Ce jeune prince devenu l’hôte inattendu de Clairvaux, quel grand crime avait-il commis ? Eût-il cédé à une vivacité de jeunesse, à une impatience de son sang généreux, était-il donc si coupable ? Il a voulu inscrire son nom parmi ceux des conscrits de la France, il a désiré servir son pays, il n’a fait, il n’a voulu rien faire de plus. Si on a fait de la politique pour lui, il y a été étranger ; il l’a dit, et par son attitude pendant sa captivité, il a prouvé qu’il disait vrai. Il a fait ses cent jours de prison simplement, sans une plainte, sans un murmure, sans ostentation. Il a attendu sans impatience, sans paraître même désirer une grâce qui devait encore une fois faire de lui un exilé. Pourquoi a-t-on tant tardé ? Ah ! c’est justement la fatalité des fautes politiques d’une certaine nature. Elles s’enchaînent, la première conduit à la seconde et à toutes les autres.

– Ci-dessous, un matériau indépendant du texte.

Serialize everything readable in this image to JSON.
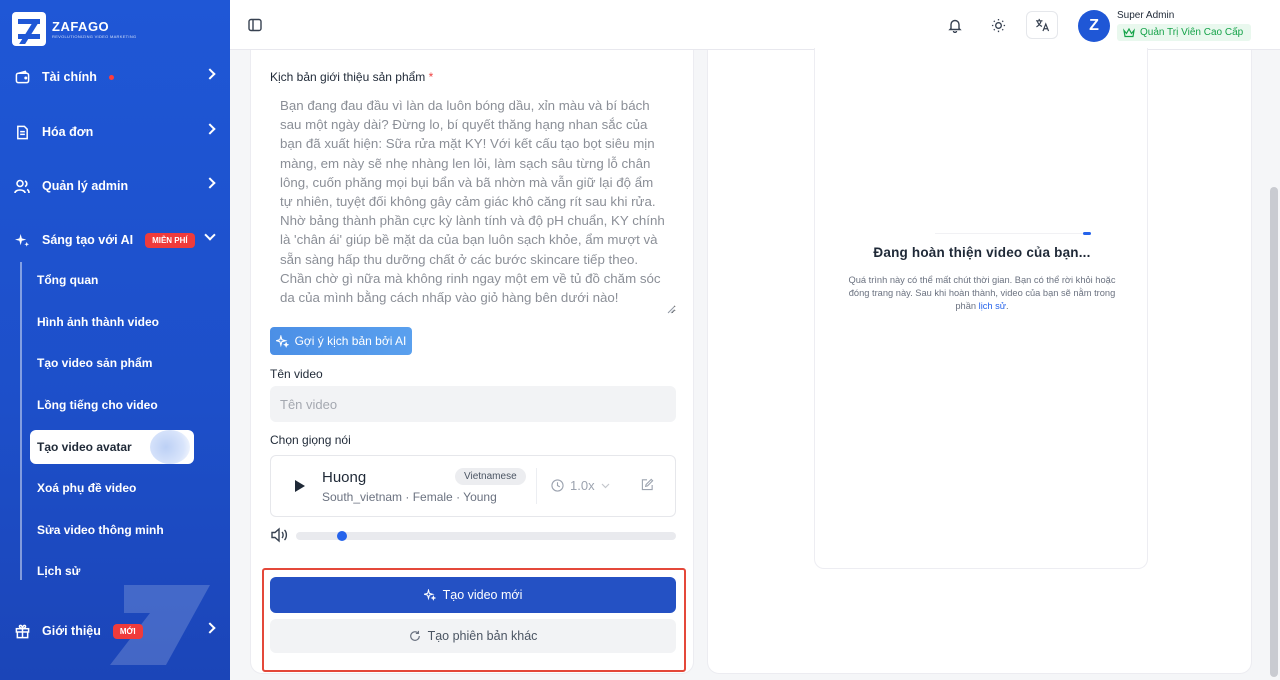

Si dès l’origine, le dernier ministère avait eu un éclair de raison et de résolution, il n’eût pas même laissé à cette aventure le temps de se développer ; il eût tout prévenu par un acte hardi de responsabilité. Si après une instruction inutile et une condamnation démesurée, il avait provoqué une grâce immédiate, il tranchait encore la question, il se dégageait d’un seul coup. Il ne savait rien faire à propos, il s’arrêtait devant une démonstration des radicaux, et il finissait par laisser à un nouveau ministère, celui qui existe aujourd’hui, cet héritage de fautes accumulées. Il léguait un prisonnier qui était, si l’on veut, le captif du gouvernement et dont le gouvernement, à son tour, était quelque peu le captif, — si bien qu’en délivrant le jeune prince, le ministère s’est sûrement délivré lui-même. Il s’est du moins dégagé d’un embarras en faisant aujourd’hui ce qui aurait dû être fait dès le premier jour, en mettant fin à des rigueurs inutiles, en reconduisant M. le duc d’Orléans à la frontière.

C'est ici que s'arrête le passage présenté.